Molecular cloning, expression and purification of lactoferrin from Tibetan sheep mammary gland using a yeast expression system.

作者信息

Li Jianbo, Zhu Wuzheng, Luo Meirong, Ren Honghui, Tang Lu, Liao Honghai, Wang Yong

机构信息

Key Laboratory of Sichuan Province for Qinghai-Tibetan Plateau Animal Genetic Resource Reservation and Exploitation, Chengdu 610041, PR China; College of Life Science and Technology, Southwest University for Nationalities, Chengdu 610041, PR China.

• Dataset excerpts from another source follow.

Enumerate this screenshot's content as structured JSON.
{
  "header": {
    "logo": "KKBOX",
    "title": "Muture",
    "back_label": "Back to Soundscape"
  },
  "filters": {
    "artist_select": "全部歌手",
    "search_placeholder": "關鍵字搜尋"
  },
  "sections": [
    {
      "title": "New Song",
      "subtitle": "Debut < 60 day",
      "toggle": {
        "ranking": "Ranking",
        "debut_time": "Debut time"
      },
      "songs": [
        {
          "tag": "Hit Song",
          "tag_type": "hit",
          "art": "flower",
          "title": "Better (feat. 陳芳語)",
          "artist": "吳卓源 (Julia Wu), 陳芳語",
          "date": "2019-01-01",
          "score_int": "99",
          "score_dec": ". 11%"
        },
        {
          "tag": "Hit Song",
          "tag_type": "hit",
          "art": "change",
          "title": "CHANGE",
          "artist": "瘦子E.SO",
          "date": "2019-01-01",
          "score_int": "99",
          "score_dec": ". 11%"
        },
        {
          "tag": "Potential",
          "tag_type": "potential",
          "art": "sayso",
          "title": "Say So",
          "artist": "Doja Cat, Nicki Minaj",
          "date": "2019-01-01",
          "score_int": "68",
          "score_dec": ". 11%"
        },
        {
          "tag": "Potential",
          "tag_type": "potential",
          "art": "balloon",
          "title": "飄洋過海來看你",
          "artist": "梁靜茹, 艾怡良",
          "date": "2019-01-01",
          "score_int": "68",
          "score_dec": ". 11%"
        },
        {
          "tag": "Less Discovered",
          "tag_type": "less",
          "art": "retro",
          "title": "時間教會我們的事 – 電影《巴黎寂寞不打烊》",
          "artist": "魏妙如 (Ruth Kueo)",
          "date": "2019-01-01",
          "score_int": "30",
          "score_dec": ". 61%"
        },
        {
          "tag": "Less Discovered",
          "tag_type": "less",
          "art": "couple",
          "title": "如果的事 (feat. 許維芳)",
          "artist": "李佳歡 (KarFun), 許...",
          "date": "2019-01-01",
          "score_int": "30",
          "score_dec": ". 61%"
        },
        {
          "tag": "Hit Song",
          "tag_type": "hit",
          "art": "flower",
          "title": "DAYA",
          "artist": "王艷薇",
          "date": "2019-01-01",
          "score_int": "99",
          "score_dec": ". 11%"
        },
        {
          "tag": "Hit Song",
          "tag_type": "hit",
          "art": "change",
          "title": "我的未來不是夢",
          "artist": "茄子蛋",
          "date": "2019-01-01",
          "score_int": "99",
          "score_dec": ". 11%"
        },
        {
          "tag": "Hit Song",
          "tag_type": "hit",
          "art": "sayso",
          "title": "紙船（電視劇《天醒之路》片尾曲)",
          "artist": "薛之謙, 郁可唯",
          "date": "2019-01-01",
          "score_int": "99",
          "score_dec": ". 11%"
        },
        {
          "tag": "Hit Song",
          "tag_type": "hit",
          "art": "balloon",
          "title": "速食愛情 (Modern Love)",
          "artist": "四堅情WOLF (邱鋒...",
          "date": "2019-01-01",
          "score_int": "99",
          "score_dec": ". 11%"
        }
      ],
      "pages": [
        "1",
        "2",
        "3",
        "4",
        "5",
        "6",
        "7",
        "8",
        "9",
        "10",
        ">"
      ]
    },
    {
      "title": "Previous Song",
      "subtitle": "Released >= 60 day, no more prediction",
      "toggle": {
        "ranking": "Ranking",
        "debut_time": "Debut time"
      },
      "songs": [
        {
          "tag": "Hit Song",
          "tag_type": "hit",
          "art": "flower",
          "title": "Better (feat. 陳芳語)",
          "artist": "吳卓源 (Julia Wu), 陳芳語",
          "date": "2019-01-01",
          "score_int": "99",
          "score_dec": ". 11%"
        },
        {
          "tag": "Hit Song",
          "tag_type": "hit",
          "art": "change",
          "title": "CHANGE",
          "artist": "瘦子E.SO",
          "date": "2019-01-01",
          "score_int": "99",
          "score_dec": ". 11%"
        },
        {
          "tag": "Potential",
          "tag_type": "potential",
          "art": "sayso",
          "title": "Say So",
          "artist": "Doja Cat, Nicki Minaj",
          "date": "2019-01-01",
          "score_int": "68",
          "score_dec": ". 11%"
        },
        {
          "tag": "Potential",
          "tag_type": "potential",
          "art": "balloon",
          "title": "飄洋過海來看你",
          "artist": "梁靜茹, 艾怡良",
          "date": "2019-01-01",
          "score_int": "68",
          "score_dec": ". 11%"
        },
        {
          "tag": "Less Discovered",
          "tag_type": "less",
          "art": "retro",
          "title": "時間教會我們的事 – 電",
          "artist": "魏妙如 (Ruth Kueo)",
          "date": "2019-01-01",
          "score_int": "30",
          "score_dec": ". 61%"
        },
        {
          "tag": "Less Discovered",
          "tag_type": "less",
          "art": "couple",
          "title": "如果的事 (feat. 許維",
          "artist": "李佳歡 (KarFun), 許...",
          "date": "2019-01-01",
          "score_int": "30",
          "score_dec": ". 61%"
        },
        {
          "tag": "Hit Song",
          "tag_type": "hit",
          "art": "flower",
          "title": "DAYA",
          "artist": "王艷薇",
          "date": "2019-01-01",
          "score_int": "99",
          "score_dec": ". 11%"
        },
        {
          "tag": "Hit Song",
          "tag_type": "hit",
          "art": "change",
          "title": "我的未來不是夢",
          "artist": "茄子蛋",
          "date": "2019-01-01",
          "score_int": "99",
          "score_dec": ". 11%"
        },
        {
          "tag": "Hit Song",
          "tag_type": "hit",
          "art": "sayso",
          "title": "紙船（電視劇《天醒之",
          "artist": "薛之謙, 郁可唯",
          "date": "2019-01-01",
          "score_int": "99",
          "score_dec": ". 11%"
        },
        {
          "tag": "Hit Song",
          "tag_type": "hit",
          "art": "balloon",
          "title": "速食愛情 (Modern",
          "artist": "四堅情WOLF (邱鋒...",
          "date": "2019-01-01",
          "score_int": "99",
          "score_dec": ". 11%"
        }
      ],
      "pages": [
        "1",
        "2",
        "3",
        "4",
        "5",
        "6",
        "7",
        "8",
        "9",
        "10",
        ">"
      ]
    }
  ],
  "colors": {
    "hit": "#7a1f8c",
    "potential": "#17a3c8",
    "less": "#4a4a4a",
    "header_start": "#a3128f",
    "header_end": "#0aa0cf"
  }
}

College of Life Science and Technology, Southwest University for Nationalities, Chengdu 610041, PR China.

出版信息

Protein Expr Purif. 2015 May;109:35-9. doi: 10.1016/j.pep.2015.01.008. Epub 2015 Jan 31.

Abstract

This paper reports the successful expression of a lactoferrin gene-obtained from the mammary gland tissue of Tibetan sheep-in the yeast Pichia pastoris GS115 using pPICZαA as the recombinant plasmid and α-factor signal sequence for secretion. The recombinant lactoferrin was purified by ammonium sulfate precipitation, ion-exchange column chromatography and gel-filtration chromatography, and it had a molecular mass of 76kDa. We obtained an expression yield of >60mgL(-1) and specific activity of 2533.33Umg(-1). The antimicrobial activities and iron-binding behaviors of recombinant lactoferrin indicated that it was correctly folded and functional. Additionally, recombinant lactoferrin inhibited the growth of Escherichia coli JM109 and Staphylococcus aureus. These findings indicate that recombinant lactoferrin is a potential antibiotic for use on humans. This study also demonstrates the successful expression of recombinant lactoferrin using the eukaryotic host organism P. pastoris, paving the way for protein engineering using this gene.

摘要

本文报道了以pPICZαA为重组质粒,利用α-因子信号序列进行分泌,成功地在毕赤酵母GS115中表达了从藏绵羊乳腺组织获得的乳铁蛋白基因。重组乳铁蛋白通过硫酸铵沉淀、离子交换柱色谱和凝胶过滤色谱进行纯化,其分子量为76kDa。我们获得了>60mgL(-1)的表达产量和2533.33Umg(-1)的比活性。重组乳铁蛋白的抗菌活性和铁结合行为表明其折叠正确且具有功能。此外,重组乳铁蛋白抑制了大肠杆菌JM109和金黄色葡萄球菌的生长。这些发现表明重组乳铁蛋白是一种潜在的用于人类的抗生素。本研究还证明了利用真核宿主生物巴斯德毕赤酵母成功表达重组乳铁蛋白,为利用该基因进行蛋白质工程铺平了道路。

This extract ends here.